A bridge loan is a short-term loan that is used to cover a temporary shortfall of funds. A bridge loan has a short repayment span, usually six months to one year in duration. Bridge loans can be secured by both homeowners and business owners for various purposes when they expect a lump sum payment soon. Expected funds could be from a home sale, in the case of a homeowner, or the expectation of funding, in the case of a business owner.
Bridge loans usually carry higher interest rates because they are short-term loans, so borrowers must know when a bridge loan is necessary instead of longer-term loans with lower interest rates.
Interest rates for bridge loans depend on the borrower’s credit score, the loan’s duration, and the loan’s collateral. Just like with most loans, a better credit score will get a borrower lower interest rates. However, if a borrower’s credit score is low, getting approved for a bridge loan will come with a much higher interest rate.
When to Get a Bridge Loan as a Homeowner
Bridge loans are often the only financing option in many circumstances. One of the most common reasons for getting bridge loans is for the purchase of a new home. Homeowners looking to purchase a new house who cannot afford a downpayment until they sell their existing home can take a bridge loan and pay it back when their home sells.
Depending on the housing market, it may take some time for a homeowner to find a buyer for their current home. In the meantime, the homeowner may have found a new home they want to purchase and need money to acquire it. If the homeowner does not have a downpayment readily available but is sure that their home will sell within the next 6-12 months, then a bridge loan may be the way to go.
When to Get a Bridge Loan as a Business
Like homeowners, businesses can apply for bridge loans when they need cash immediately for a project or venture. It could be the opportunity to buy goods at a reduced rate or purchase real estate for the business. As long as the company expects to generate enough cash flow to repay the loan and interest, bridge loans can be a practical solution.
If a business knows it cannot afford to pay off the loan in the stipulated time, a more traditional, long-term loan would be a better alternative. A company stands to lose its collateral should it not be able to repay the loan.
Getting a Bridge Loan
Homeowners looking to get a bridge loan can talk to their mortgage providers to see if they provide these. It’s important to note, though, that not all mortgage lenders will provide bridge loans to their customers.
The most convenient avenues for securing bridge loans are through hard money lenders and online alternative lenders. Bridge loans are easier to secure, making them a ready offer from these types of lenders.
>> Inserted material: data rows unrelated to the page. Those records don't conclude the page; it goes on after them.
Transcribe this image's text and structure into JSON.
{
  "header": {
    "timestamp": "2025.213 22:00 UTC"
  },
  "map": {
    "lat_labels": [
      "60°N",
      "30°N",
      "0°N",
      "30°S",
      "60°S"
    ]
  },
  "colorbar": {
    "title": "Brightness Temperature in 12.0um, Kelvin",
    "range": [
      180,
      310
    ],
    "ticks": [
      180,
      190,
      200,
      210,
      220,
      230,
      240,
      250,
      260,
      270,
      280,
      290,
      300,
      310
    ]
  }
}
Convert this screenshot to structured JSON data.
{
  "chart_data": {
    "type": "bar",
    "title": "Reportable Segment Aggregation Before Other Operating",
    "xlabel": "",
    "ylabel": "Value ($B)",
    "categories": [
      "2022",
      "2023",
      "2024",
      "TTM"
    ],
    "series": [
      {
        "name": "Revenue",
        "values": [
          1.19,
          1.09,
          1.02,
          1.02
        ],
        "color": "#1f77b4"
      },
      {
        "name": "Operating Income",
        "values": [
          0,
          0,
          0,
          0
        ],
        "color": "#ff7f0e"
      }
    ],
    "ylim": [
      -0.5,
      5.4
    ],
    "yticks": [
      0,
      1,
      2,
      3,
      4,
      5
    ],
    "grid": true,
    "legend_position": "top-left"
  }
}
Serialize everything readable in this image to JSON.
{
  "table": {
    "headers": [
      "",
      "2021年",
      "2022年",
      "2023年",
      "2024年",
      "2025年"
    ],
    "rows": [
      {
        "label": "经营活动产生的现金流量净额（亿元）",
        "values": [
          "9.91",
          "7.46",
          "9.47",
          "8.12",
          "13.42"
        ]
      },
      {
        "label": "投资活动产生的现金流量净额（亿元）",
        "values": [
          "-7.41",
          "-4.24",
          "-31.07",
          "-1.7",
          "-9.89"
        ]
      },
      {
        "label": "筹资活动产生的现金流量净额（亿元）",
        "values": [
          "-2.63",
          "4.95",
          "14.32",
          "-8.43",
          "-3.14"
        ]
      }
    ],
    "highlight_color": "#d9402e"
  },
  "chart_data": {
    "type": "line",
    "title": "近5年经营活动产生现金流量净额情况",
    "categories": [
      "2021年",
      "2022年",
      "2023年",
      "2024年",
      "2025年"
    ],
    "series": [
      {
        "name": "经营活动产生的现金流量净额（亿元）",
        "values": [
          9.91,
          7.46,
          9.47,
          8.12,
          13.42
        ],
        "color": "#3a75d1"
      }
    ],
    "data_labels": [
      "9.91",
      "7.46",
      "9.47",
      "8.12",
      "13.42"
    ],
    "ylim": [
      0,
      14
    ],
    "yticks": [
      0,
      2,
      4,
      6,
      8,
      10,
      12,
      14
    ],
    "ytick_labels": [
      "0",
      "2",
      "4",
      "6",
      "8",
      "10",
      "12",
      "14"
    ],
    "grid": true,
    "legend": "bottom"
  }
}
Bridge loans, however, come with increased risks. These loans typically have high collateral requirements and can carry high interest rates and other unfavorable terms.
Bridge Loan Pros and Cons
Bridge loans have both advantages and disadvantages, and borrowers need to weigh these carefully before deciding whether a bridge loan is for them. Let’s take a look at a few of the key pros and cons of a bridge loan:
Bridge loan benefits
- Easy to secure
- Provide immediate cash for purchasing a home or keeping a business running
- Provides homeowners or businesses wiggle room to make cash decisions
- Make real estate purchases easier for buyers
Bridge loan drawbacks
- Short-term loans; borrowers only get up to one year to pay back
- High interest rates on loans
- High collateral requirements
- Borrowers can lose collateral if they do not pay back the loan on time
- Higher risk due to short repayment time frame
Paying Back Bridge Loans
Borrowers can service bridge loans in similar ways to traditional loans. A borrower can pay back a bridge loan using monthly payments, along with interest accrued on the loan. This way, the borrower is put on a repayment plan where they pay a portion of the total amount paid, and total interest on the loan is spread out for the number of months the loan is valid.
Alternatively, a borrower can choose to pay back the loan and the accrued interest in a single lump payment. Given that bridge loans are often secured when borrowers are expecting a large amount of money in the immediate future, they may prefer to forego a monthly repayment plan in favor of this.
So if the stipulated amount for the loan repayment is six months, the borrower can decide to pay a lump sum of the loan amount and interest at the end of the loan term. In addition, the borrower may choose to repay the loan once their expected funds arrive, which could be the sale of a house or a business securing financing/funding.